Eddi Stapels Rede, die auf dem Verbandstag nur sehr verkürzt gehalten werden
konnte:
Volker Beck, Manfred Bruns und Günter Dworek
Zehn Jahre Mitglieder des LSVD-Bundesvorstandes
Liebe Freundinnen und Freunde,
als Günter Dworek vor einem Jahr, also auf dem Verbandstag 2000, als der (L)SVD
seinen 10. Geburtstag feierte, unsere Verdienste in der DDR um die Gründung des
SVD lobte, habe ich mich über die ehrenden Worte selbstverständlich sehr
gefreut.
In diese Freude mischten sich allerdings auch einige Zweifel: Sollte es wirklich
so sein, dass es ohne die Konzeption der Schwulen-Bewegung in der DDR als
Bürgerrechtsbewegung und ohne ihre Fortsetzung zunächst als "Schwulenverband in
der DDR" und - übrigens schon mit dem 23. Juni 1990 - als "Schwulenverband in
Deutschland" heute keinen dem LSVD ähnlichen Verband gebe?!

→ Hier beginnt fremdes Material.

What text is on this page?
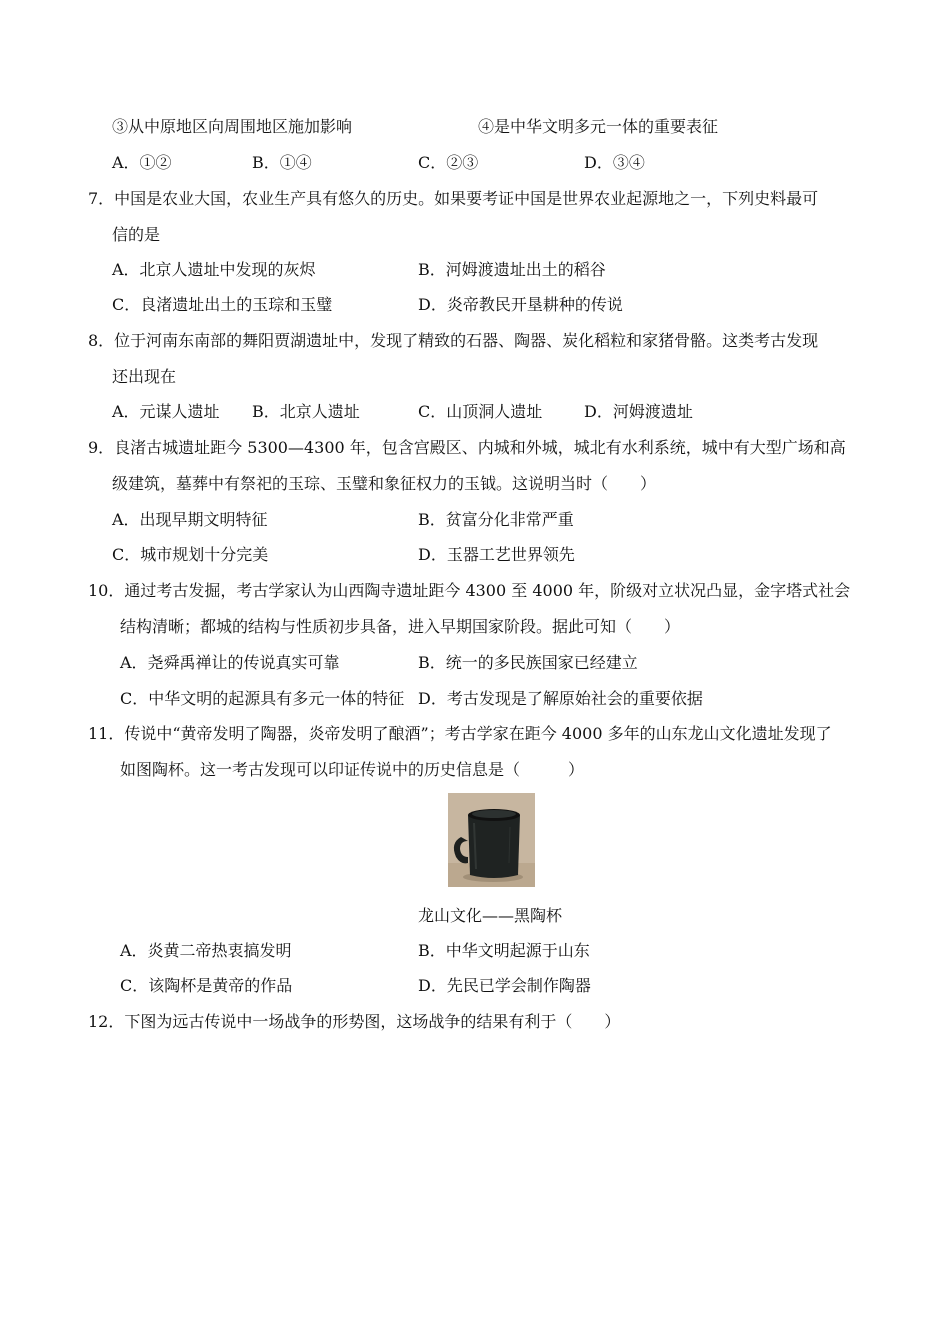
③从中原地区向周围地区施加影响	④是中华文明多元一体的重要表征
A．①②	B．①④	C．②③	D．③④
7．中国是农业大国，农业生产具有悠久的历史。如果要考证中国是世界农业起源地之一，下列史料最可
信的是
A．北京人遗址中发现的灰烬	B．河姆渡遗址出土的稻谷
C．良渚遗址出土的玉琮和玉璧	D．炎帝教民开垦耕种的传说
8．位于河南东南部的舞阳贾湖遗址中，发现了精致的石器、陶器、炭化稻粒和家猪骨骼。这类考古发现
还出现在
A．元谋人遗址 B．北京人遗址	C．山顶洞人遗址	D．河姆渡遗址
9．良渚古城遗址距今 5300—4300 年，包含宫殿区、内城和外城，城北有水利系统，城中有大型广场和高
级建筑，墓葬中有祭祀的玉琮、玉璧和象征权力的玉钺。这说明当时（　　）
A．出现早期文明特征	B．贫富分化非常严重
C．城市规划十分完美	D．玉器工艺世界领先
10．通过考古发掘，考古学家认为山西陶寺遗址距今 4300 至 4000 年，阶级对立状况凸显，金字塔式社会
结构清晰；都城的结构与性质初步具备，进入早期国家阶段。据此可知（　　）
A．尧舜禹禅让的传说真实可靠	B．统一的多民族国家已经建立
C．中华文明的起源具有多元一体的特征 D．考古发现是了解原始社会的重要依据
11．传说中“黄帝发明了陶器，炎帝发明了酿酒”；考古学家在距今 4000 多年的山东龙山文化遗址发现了
如图陶杯。这一考古发现可以印证传说中的历史信息是（　　　）
龙山文化——黑陶杯
A．炎黄二帝热衷搞发明	B．中华文明起源于山东
C．该陶杯是黄帝的作品	D．先民已学会制作陶器
12．下图为远古传说中一场战争的形势图，这场战争的结果有利于（　　）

Sicher ist es richtig, dass es im Westen mit Euch Dreien und mit einigen wenigen
anderen nur eine schwache Kraft für eine solche Bürgerrechtsbewegung gab, wie
wir sie ab 1981 für die DDR entwickelt hatten. (Wenn dieser Text im Herbst 2001
im "Rundgespräch" erscheint, ist es also genau 20 Jahre her, dass das Programm
der DDR-Bewegung erstmals formuliert wurde. Und nur wenig später, am 26.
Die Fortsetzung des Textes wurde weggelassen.